— Что?
— Нет… ничего, — она не знала, что сказать и, продолжая улыбаться, пожала плечами.
— Всё хорошо?
— Да… очень… странно немного. Вот я… ехала в Петербург и…не думала, что встречу вас.
— Да как же вы могли про это думать, если мы вообще в Москве встретились.
— Правда… в Москве, — Ника засмеялась, она чувствовала настроение Виктора — лёгкое и весёлое, совсем не такое, как в поезде, или вчера в Летнем саду. Что-то изменилось.
Глава 7
Они всё ехали вдоль ограды парка, обогнули триумфальную арку.
— Вот так же сюда и цари въезжали, на обратной дороге прямо под аркой пройдём, она мне нравится даже больше, чем египетские ворота, — сказал Виктор.

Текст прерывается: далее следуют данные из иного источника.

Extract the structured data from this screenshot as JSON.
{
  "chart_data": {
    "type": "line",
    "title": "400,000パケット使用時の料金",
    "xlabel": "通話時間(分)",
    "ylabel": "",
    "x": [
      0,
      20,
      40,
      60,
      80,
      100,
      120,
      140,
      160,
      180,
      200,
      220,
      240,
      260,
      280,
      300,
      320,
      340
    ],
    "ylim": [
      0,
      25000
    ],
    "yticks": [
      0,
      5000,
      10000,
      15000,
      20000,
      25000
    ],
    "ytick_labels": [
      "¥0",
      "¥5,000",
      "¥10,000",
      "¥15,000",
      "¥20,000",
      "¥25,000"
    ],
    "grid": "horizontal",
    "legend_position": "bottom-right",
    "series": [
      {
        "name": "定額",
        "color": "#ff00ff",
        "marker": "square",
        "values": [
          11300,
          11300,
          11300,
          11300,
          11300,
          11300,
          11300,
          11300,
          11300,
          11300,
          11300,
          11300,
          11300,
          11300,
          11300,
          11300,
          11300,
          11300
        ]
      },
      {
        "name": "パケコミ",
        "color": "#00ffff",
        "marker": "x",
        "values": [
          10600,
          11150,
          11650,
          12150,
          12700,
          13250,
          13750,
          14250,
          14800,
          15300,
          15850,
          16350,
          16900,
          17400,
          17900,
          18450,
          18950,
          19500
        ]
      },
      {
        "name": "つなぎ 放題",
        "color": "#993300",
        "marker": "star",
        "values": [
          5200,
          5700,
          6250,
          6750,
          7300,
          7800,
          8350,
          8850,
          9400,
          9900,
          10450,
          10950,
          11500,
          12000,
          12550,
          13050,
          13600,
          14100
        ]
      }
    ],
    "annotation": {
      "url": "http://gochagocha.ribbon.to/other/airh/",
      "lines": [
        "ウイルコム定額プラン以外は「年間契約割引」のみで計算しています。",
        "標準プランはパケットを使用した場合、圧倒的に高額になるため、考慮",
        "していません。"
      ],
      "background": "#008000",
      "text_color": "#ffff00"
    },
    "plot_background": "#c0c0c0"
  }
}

Ника прильнула к окну и смотрела на парк — за оградой и деревьями на холме видна была круглая колоннада Аполлона, потом крутой спуск к реке, парк открывался с дороги живописным ландшафтом.
Они миновали мост через Славянку, в том месте, где река выходила за пределы парка, так же на возвышении стоял чудесный павильон с портиком и колоннами. Ника восторженно ахнула, когда увидала внутри беседки трёх мраморных граций.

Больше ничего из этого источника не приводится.